DEV Community

loading...

String Compression

codewithml profile image CodeWithML Updated on ・2 min read

Problem statement : Write a function to Compress a given string. Only return the compressed string if it saves space.

Difficulty level: Easy


Test Cases

  • 'AAABAACCDDDD' ---> 'A3BA2C2D4'
  • 'BAAACCDDDD' ---> 'BA3C2D4'
  • 'AABBCC' --> 'AABBCC'
  • 'BBBAACCCCDD' --> 'B3A2C4D2'

Algorithm

  • Setup a pointer at first character of string, initialise an empty string and a counter.
  • Iterate through the string and check if character is equal to the first character of the string.
    • if both are equal increment counter.
  • Else,

    • add the first character and it's count to result string.
      • if count is greater than 1 then only add count to the result string.
      • Else, add an empty string to the result string.
    • now, the first character will be the current character.
    • reset the counter value to 1.
  • Add the last character and it's count to result string.

  • Return the resultant compressed string if it's length is less than the given string, else return the given string.

Time and Space Complexity

  • Time complexity: O(n)
  • Space complexity: O(n)

Code

class CompressString(object):
    def compress(self, input):
        if input is None or not input:
            return input
        result = ''
        count = 0
        prev_char = input[0]
        for char in input:
            if char == prev_char:
                count += 1
            else:
                result += prev_char + (str(count) if count > 1 else '')
                prev_char = char
                count = 1
        result += prev_char + (str(count) if count > 1 else '')
        return result if len(result) < len(input) else input

More precise compression

class CompressString(object):
    def compress(self, input):
        if input is None or not input:
            return input
        result = ''
        count = 0
        prev_char = input[0]
        for char in input:
            if char == prev_char:
                count += 1
            else:
               if count > 2:
                    result += prev_char + (str(count))
                    prev_char = char
                    count = 1
               elif count == 1:
                    result += prev_char
                    count = 1
                    prev_char = char
               else:
                    result += prev_char
                    result += prev_char
                    count = 1
                    prev_char = char
        result += prev_char + (str(count) if count > 2 else prev_char)
        return result if len(result) < len(input) else input

Test

import unittest
from compressString import CompressString


class TestCompress(unittest.TestCase):

    def testCompress(self, func):
        self.assertEqual(func(None), None)
        self.assertEqual(func(''), '')
        self.assertEqual(func('AABBCC'), 'AABBCC')
        self.assertEqual(func('AAABCCDDDDE'), 'A3BC2D4E')
        self.assertEqual(func('BAAACCDDDD'), 'BA3C2D4')
        self.assertEqual(func('AAABAACCDDDD'), 'A3BA2C2D4')
        print('Success: testCompress')


def main():
    test = TestCompress()
    compress_string = CompressString()
    test.testCompress(compress_string.compress)


if __name__ == '__main__':
    main()

Original article

Github solution

Happy Coding !

Discussion (5)

pic
Editor guide
Collapse
hanpari profile image
Pavel Morava

Here a little trick you may find useful

from itertools import groupby
"".join(f"{i}{len(list(j))}" for i, j in groupby("AAABBAAA"))
>>> 'A3B2A3'
Collapse
codewithml profile image
CodeWithML Author

I didn't know that, looks really neat.
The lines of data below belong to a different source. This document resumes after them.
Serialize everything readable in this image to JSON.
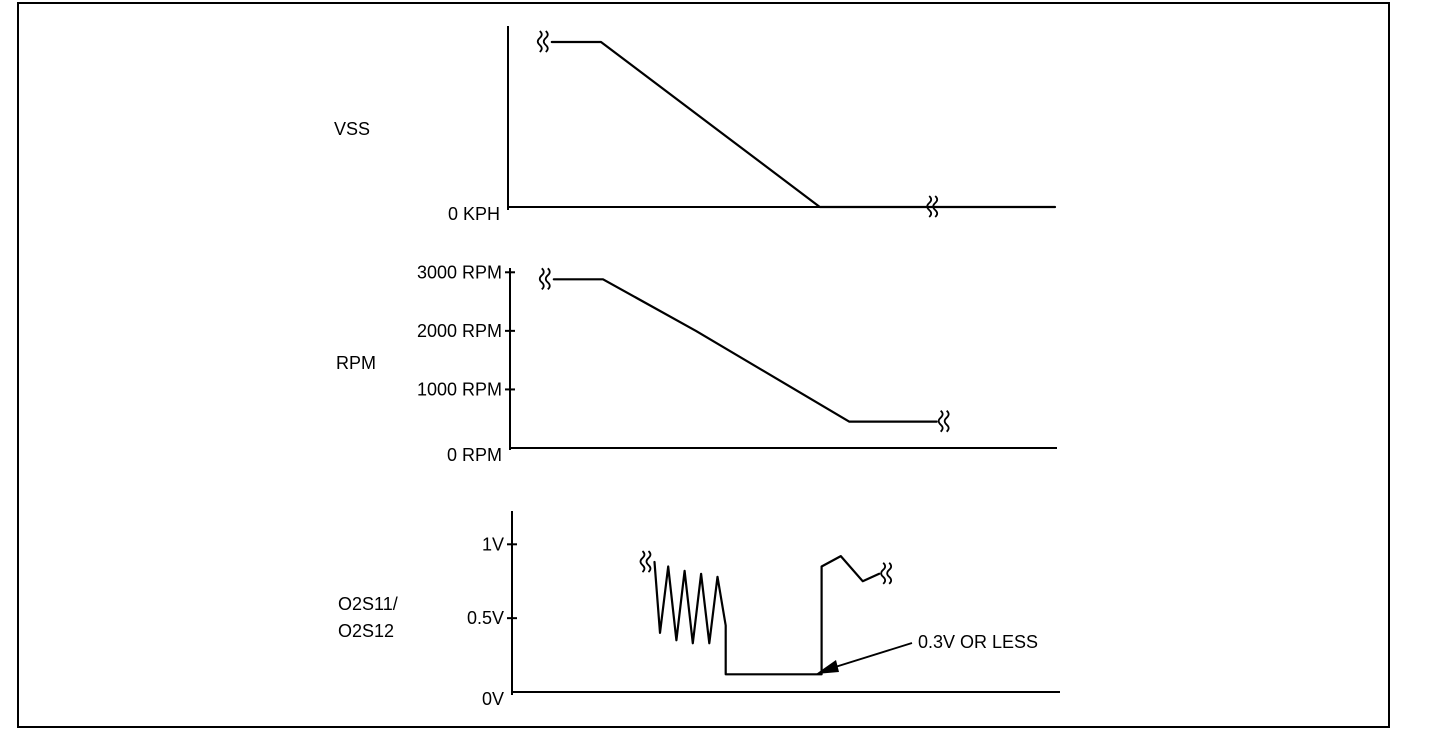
{
  "chart_data": [
    {
      "type": "line",
      "id": "vss",
      "ylabel": "VSS",
      "y_baseline_label": "0 KPH",
      "ylim": [
        0,
        1
      ],
      "points": [
        [
          0.08,
          1.0
        ],
        [
          0.17,
          1.0
        ],
        [
          0.57,
          0.0
        ],
        [
          1.0,
          0.0
        ]
      ]
    },
    {
      "type": "line",
      "id": "rpm",
      "ylabel": "RPM",
      "ticks": [
        {
          "value": 0,
          "label": "0 RPM"
        },
        {
          "value": 1000,
          "label": "1000 RPM"
        },
        {
          "value": 2000,
          "label": "2000 RPM"
        },
        {
          "value": 3000,
          "label": "3000 RPM"
        }
      ],
      "ylim": [
        0,
        3500
      ],
      "points": [
        [
          0.08,
          2880
        ],
        [
          0.17,
          2880
        ],
        [
          0.34,
          2000
        ],
        [
          0.62,
          450
        ],
        [
          0.78,
          450
        ]
      ]
    },
    {
      "type": "line",
      "id": "o2s",
      "ylabel_lines": [
        "O2S11/",
        "O2S12"
      ],
      "ticks": [
        {
          "value": 0,
          "label": "0V"
        },
        {
          "value": 0.5,
          "label": "0.5V"
        },
        {
          "value": 1,
          "label": "1V"
        }
      ],
      "ylim": [
        0,
        1.3
      ],
      "points": [
        [
          0.26,
          0.88
        ],
        [
          0.27,
          0.4
        ],
        [
          0.285,
          0.85
        ],
        [
          0.3,
          0.35
        ],
        [
          0.315,
          0.82
        ],
        [
          0.33,
          0.33
        ],
        [
          0.345,
          0.8
        ],
        [
          0.36,
          0.33
        ],
        [
          0.375,
          0.78
        ],
        [
          0.39,
          0.45
        ],
        [
          0.39,
          0.12
        ],
        [
          0.565,
          0.12
        ],
        [
          0.565,
          0.85
        ],
        [
          0.6,
          0.92
        ],
        [
          0.64,
          0.75
        ],
        [
          0.67,
          0.8
        ]
      ],
      "annotation": "0.3V OR LESS"
    }
  ]
}
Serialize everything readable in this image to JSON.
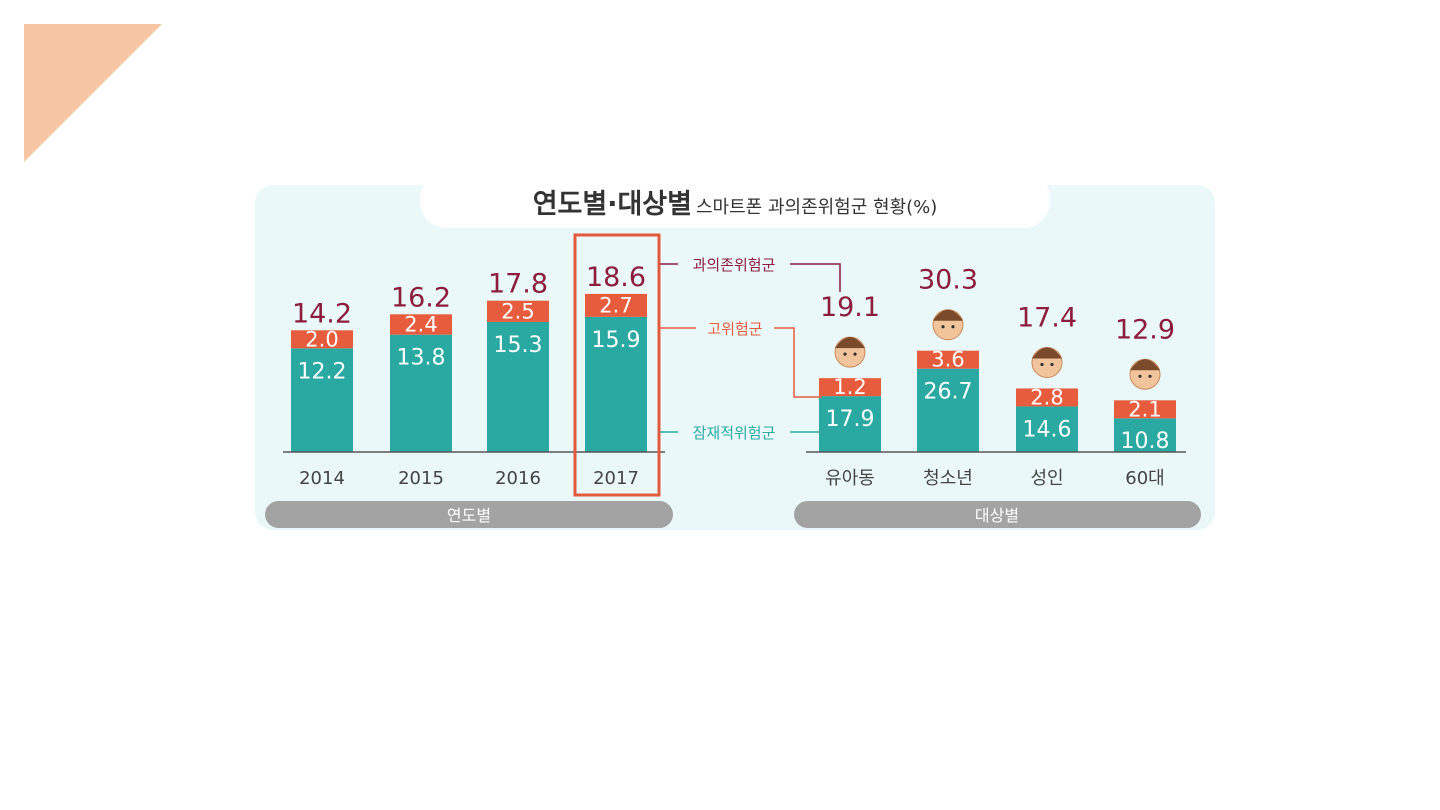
{
  "colors": {
    "background_panel": "#eaf8fa",
    "potential": "#2aa9a2",
    "high_risk": "#e85c3e",
    "total_label": "#8c1d3c",
    "highlight_box": "#e25a3c",
    "category_bar": "#a3a3a3",
    "corner_accent": "#f6c6a4"
  },
  "chart_data": {
    "type": "bar",
    "title": "연도별·대상별",
    "subtitle": "스마트폰 과의존위험군 현황(%)",
    "legend": {
      "total": "과의존위험군",
      "high": "고위험군",
      "potential": "잠재적위험군"
    },
    "groups": [
      {
        "label": "연도별",
        "categories": [
          "2014",
          "2015",
          "2016",
          "2017"
        ],
        "series": [
          {
            "name": "잠재적위험군",
            "values": [
              12.2,
              13.8,
              15.3,
              15.9
            ]
          },
          {
            "name": "고위험군",
            "values": [
              2.0,
              2.4,
              2.5,
              2.7
            ]
          }
        ],
        "totals": [
          14.2,
          16.2,
          17.8,
          18.6
        ],
        "highlight": "2017"
      },
      {
        "label": "대상별",
        "categories": [
          "유아동",
          "청소년",
          "성인",
          "60대"
        ],
        "series": [
          {
            "name": "잠재적위험군",
            "values": [
              17.9,
              26.7,
              14.6,
              10.8
            ]
          },
          {
            "name": "고위험군",
            "values": [
              1.2,
              3.6,
              2.8,
              2.1
            ]
          }
        ],
        "totals": [
          19.1,
          30.3,
          17.4,
          12.9
        ]
      }
    ]
  }
}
Thanks for the tip. 🌟

Collapse
hanpari profile image
Pavel Morava

You are welcome. Another little tip. I would get rid of the class completely being you.
Python can have independent functions, I would suggest to use them :)

Collapse
grodzickir profile image
Ryszard Grodzicki

Simple improvement proposal: you could remove the last check by replacing chars only if there are more than 2 in a row.
Replacing 'CC' with 'C2' never saves space. Replacing more than 2 characters always saves space. So you would either return the same input string or return compressed string that's shorter than original.

Collapse
codewithml profile image
CodeWithML Author

I could do something like if count is more than 2 than add the character with count, if count is 1, than only add the character , and lastly if count is exactly 2, then add the character 2 times, so it would remain same as original string.